Le samedi 14 juin dernier, l’association « La Solidarité des femmes initiatives » a marqué la fin de sa sixième saison d’activités par une cérémonie à la fois sobre et significative. Organisé dans le quartier Bienvenue, du 1ᵉʳ arrondissement du chef-lieu de province de l’Ogooué-Ivindo, l’évènement a été une occasion aussi pour l’association de célébrer, en différé, la fête des mères.
Derrière cette rencontre festive se cache une dynamique locale d’une portée bien plus large: la montée en puissance des tontines comme outil d’autonomisation, notamment pour les femmes en milieu rural. À travers cet engagement associatif, c’est tout un modèle économique, basé sur la confiance et la solidarité, qui s’organise loin des projecteurs.
Les tontines au cœur de la cérémonie
Moment fort de la journée : la remise de cadeaux aux « mères-tontines », figures emblématiques de l’épargne collective. Ces femmes expérimentées encadrent et soutiennent les nouvelles adhérentes, les « filles-tontines », dans la gestion des cotisations, la planification financière et la régularité des versements. Une reconnaissance symbolique mais puissante, qui montre l’importance sociale de ces femmes dans la stabilité économique du groupe.
Loin de n’être qu’une tradition, la tontine est un véritable mécanisme d’autonomie économique. En dehors du système bancaire classique, elle permet à des milliers de femmes d’accéder à un capital tournant, de financer de petits projets, ou simplement de faire face à certaines urgences.
Chaque membre verse une somme fixée, à intervalles réguliers, soit hebdomadaires, mensuels ou trimestriels, dans une caisse commune, redistribuée à tour de rôle. Ces groupes, dirigés par une « mère-tontine » ou un « père-tontine », fonctionnent sur la base de la confiance, de l’entraide et d’un fort sens de l’engagement collectif.
Aujourd’hui, il existe des tontines pour presque tout : argent, ustensiles de cuisine, électroménager, draps, scolarité… Cette diversité témoigne de leur adaptabilité et de leur ancrage profond dans les pratiques économiques populaires.

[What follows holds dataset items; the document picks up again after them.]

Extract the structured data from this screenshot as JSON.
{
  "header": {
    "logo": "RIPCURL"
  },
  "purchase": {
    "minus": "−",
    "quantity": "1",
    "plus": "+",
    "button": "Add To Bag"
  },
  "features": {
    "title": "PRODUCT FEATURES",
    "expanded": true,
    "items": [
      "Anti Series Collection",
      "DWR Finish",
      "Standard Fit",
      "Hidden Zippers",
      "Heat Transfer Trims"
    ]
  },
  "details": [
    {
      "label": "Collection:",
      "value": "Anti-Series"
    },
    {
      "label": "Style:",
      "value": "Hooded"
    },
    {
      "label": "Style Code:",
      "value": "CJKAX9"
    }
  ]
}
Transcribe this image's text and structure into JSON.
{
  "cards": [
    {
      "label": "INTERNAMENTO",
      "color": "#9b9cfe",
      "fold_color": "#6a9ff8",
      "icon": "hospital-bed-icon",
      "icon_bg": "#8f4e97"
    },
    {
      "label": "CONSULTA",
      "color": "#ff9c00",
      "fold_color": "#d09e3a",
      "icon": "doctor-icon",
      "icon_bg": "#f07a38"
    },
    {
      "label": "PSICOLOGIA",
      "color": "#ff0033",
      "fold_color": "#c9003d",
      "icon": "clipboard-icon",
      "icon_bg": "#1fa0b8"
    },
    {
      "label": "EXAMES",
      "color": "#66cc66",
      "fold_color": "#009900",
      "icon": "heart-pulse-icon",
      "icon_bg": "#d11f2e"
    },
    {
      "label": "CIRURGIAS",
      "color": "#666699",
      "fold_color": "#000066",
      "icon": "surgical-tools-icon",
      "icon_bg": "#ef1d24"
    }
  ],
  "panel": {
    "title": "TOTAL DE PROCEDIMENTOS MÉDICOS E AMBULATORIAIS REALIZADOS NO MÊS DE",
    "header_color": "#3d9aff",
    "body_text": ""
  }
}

L’État face à ses responsabilités
Mais le succès des tontines soulève aussi une question centrale : celle de l’encadrement juridique et institutionnel. Car malgré leur efficacité, ces dispositifs évoluent encore dans un vide juridique qui peut fragiliser les adhérentes. Les cas de mauvaise gestion, de conflits internes ou d’escroqueries ne sont pas rares, faute d’un cadre clair pour les réguler.
L’État a un rôle d’accompagnement de ces structures, comme : reconnaître officiellement les tontines comme des entités économiques communautaires, offrir un statut légal souple mais protecteur, former les responsables et surtout instaurer des mécanismes de régulation pour limiter les abus et punir les responsables. Un fonds de garantie pourrait également s’instaurer, afin d’appuyer les groupes en difficulté ou en croissance.
En intégrant les tontines dans une vision plus large de l’économie sociale et solidaire, le gouvernement pourrait non seulement sécuriser les pratiques existantes, mais aussi valoriser une intelligence collective déjà bien structurée. Une passerelle entre la tradition et la politique publique, en somme. Depuis six ans, l’association « La Solidarité des Femmes Initiatives » en est un exemple vivant. En combinant action locale, entraide et transmission intergénérationnelle, elle incarne un modèle de résilience féminine, de développement communautaire et de reconstruction des liens sociaux.
Une dynamique locale, un enjeu national
En clôturant sa sixième saison dans une ambiance conviviale, en communion avec ses membres et leurs familles, les responsables de l’association ont rappelé que les vraies transformations commencent souvent là où on ne les attend pas, particulièrement dans une cour de quartier, autour d’un repas partagé ou d’une cotisation silencieusement glissée dans une enveloppe. La présidente de l’association, Euphraise Ondogo épouse Benga, s’est dite satisfaite de l’évolution de cette structure communautaire.
Les tontines, à l’exemple de cette association, n’ont pas seulement été célébrées, elles ont été légitimées. Reste à savoir si l’État et les institutions publiques oseront franchir le pas pour leur reconnaissance formelle et saisir cette opportunité de faire de l’économie informelle un véritable levier de développement.